Where they hallucinated or broke things:
- Model identifiers. This was the worst one. The tools would confidently use model IDs that don’t exist — like
gemini-3-flash instead of gemini-3-flash-preview, or suggest using web_search_preview as a tool type on models that don’t support it. These cause silent failures where the agent just drops out of the debate with no error. Every single model ID had to be manually verified against the provider’s actual documentation.
- API pattern mixing. OpenAI has two different APIs — Chat Completions for GPT-4o and the Responses API for newer models like GPT-5. The coding tools would constantly use the wrong one, or mix parameters from both in the same call. Anthropic’s streaming format is different from OpenAI’s, which is different from Google’s.

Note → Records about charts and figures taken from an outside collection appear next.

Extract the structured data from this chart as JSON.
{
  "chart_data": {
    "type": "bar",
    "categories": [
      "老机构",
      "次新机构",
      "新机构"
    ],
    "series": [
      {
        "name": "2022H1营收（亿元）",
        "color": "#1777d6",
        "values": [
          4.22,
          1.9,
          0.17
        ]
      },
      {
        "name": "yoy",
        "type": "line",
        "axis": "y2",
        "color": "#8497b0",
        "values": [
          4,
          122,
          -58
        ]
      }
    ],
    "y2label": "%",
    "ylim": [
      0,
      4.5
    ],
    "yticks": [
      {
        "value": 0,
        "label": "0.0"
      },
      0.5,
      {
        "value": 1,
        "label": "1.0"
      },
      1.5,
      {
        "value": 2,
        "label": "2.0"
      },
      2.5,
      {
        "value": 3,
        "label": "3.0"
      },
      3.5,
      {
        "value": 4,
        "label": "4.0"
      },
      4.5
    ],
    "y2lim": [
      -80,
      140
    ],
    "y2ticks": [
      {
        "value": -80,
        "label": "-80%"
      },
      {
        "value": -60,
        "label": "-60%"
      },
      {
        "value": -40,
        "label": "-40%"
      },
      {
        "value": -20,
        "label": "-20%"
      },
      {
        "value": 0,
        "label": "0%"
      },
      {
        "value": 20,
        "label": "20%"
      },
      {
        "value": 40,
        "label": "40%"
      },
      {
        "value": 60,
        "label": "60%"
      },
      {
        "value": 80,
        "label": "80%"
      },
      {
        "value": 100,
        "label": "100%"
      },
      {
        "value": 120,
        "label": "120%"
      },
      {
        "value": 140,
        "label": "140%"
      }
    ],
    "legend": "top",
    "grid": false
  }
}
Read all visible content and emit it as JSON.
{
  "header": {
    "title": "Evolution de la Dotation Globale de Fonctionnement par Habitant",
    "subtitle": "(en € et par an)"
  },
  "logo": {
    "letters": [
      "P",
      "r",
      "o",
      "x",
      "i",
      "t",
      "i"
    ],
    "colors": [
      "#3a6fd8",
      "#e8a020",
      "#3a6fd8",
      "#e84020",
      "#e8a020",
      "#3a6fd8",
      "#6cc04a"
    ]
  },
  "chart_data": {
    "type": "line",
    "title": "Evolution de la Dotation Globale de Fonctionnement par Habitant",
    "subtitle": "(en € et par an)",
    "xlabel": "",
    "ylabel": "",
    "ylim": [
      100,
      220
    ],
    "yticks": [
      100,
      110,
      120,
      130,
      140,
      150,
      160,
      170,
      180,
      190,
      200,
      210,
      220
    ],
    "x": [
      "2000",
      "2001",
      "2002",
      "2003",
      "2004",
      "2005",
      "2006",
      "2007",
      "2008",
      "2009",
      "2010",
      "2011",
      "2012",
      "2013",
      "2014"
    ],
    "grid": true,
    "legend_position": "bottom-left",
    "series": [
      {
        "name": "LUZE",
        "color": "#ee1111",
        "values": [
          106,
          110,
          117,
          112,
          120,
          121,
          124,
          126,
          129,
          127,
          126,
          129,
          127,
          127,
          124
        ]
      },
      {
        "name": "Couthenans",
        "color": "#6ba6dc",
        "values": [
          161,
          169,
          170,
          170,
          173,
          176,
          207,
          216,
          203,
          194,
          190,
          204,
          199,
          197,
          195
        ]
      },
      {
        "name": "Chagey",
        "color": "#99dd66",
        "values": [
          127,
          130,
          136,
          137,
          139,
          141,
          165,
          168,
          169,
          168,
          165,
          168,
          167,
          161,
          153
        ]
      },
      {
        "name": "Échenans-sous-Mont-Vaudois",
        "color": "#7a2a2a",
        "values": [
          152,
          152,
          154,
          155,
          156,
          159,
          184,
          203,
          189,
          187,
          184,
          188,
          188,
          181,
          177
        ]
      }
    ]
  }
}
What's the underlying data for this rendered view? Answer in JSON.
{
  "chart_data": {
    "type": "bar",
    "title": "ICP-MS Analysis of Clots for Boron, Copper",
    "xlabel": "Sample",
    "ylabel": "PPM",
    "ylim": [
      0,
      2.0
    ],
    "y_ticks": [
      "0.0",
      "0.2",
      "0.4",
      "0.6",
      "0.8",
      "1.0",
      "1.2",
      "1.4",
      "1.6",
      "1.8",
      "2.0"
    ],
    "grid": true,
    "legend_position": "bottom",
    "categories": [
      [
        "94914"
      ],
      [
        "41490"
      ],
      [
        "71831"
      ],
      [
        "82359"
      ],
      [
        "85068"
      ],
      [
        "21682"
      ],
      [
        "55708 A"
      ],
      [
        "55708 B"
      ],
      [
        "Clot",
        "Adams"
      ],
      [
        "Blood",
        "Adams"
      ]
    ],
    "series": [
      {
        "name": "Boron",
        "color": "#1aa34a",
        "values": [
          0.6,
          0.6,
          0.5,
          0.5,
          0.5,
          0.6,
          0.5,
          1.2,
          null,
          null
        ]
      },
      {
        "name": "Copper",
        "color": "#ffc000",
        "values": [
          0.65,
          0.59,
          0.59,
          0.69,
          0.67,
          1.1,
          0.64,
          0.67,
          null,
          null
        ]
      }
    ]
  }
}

The tools would apply patterns from one provider to another.
- Token limits and structured output. I had a bug where the consensus evaluator was truncating its JSON output because the max_tokens was set too low. The coding tools set a “reasonable” default that was fine for text but way too small for a structured JSON response with five scoring dimensions. This caused a silent fallback to a hardcoded score that took me days to track down.
- Streaming and concurrency. SSE implementation, race conditions between concurrent LLM calls, and memory management across debate rounds — these all needed manual work. The tools would suggest solutions that looked correct but failed under real concurrent load.
My takeaway: AI coding tools are genuinely 3-5x multipliers for a solo developer, but the multiplier only holds if you verify every external integration point manually. The tools are great at code structure and terrible at API specifics. If your project talks to external services, budget time for verification that the AI won’t do for you.
Curious if others have found good strategies for keeping AI coding tools accurate when working across multiple external APIs.